ロランドはそれを見た瞬間ニヤッっと笑い、納得の表情でギルドカードを返してくれる。
「シルバーか……納得だ。それじゃあ、現在の状況を説明する。」
ロランドの説明では行方不明の子供は皆、街の東部に住んでいる子供らしい。
そしていずれの子も友達と遊んでいて、その後一人になった瞬間から行方が分からなくなってるという事だ。
兵士や冒険者はこの街の東部を中心に捜索しているのだが、未だ手掛かりすら見つかっていないという。

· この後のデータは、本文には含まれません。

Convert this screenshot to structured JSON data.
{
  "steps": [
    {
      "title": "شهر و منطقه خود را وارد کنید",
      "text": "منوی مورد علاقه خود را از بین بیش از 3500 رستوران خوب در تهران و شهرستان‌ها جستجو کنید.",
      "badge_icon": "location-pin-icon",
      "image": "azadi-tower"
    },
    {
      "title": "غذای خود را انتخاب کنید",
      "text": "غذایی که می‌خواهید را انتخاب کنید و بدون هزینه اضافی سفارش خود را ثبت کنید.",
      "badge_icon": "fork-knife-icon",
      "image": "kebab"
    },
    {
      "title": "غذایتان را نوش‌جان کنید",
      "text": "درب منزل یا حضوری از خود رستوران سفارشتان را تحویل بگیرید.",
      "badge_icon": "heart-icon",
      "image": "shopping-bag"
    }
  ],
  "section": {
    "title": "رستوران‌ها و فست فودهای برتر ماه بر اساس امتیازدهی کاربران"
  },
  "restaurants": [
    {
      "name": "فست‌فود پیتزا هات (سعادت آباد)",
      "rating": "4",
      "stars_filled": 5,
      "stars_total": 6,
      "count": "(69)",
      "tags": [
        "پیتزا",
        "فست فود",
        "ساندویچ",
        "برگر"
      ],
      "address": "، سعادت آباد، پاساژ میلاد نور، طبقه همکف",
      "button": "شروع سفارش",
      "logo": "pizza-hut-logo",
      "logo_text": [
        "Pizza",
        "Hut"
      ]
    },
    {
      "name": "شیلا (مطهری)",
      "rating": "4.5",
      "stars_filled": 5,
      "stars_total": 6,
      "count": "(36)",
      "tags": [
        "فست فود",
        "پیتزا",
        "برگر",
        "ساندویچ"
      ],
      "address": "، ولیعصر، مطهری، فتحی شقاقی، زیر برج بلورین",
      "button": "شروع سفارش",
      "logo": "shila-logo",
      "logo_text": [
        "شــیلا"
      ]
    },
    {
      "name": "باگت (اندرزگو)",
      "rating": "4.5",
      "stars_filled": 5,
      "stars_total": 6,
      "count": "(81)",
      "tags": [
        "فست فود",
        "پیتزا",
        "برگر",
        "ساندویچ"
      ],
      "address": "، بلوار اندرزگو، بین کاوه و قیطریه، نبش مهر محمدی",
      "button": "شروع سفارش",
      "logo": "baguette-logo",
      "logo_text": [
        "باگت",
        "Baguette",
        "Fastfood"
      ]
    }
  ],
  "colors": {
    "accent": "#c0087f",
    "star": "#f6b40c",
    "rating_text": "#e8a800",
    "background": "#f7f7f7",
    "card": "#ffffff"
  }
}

「レイジはこの街の人間じゃないからな。聞き込みには向かないだろう。なので周辺の捜索を手伝ってもらいたい。逆にこの街を知らないからこそ分かる事もあるかも知れないからな。」
「分かりました。善処致します。」
「今日はこの時間からだと録に捜索も出来ないだろうから、明日から頼む。
朝ギルドで受付してから開始してくれ。」
「分かりました。ところで、真っ直ぐギルドに来たんで宿もとってないんですよ。それなりの宿を紹介してくれませんか?出来れば飯の美味いトコで。」
「飯が美味いトコか……ならば獅子の咆哮亭だな。シェフの腕前は超一流だ。だが辛いから気をつけろよ。」
場所は地図を書いてもらい、それを受け取った。
時間はまだ早いが、旅の疲れもあるだろうし少しゆっくりしてもいいだろう。
ギルドから獅子の咆哮亭までは歩いて20分程の距離だ。
奇しくも街の東に位置していた。
「いらっしゃいませ~。食事はまだやってませんが、お泊りでよろしかったでしょうか?」
「ああ。五人で――」
何部屋取るか考え、皆の顔を見てみる。
ケントとメイは腕を組んで一緒の部屋とアピールしているな。
後は……別にする訳にはいかないよな。
「ダブルを二部屋お願い出来るか?」
「えーと、ダブルで三人同じ部屋でよろしかったでしょうか?」
「それで頼む。」
「畏まりました。三階の奥二部屋をお使いください。こちらが部屋の鍵になります。ごゆっくりどうぞ。」
余計な事を突っ込まれずに済んで良かった。
とりあえず食事までは部屋でゆっくりしよう。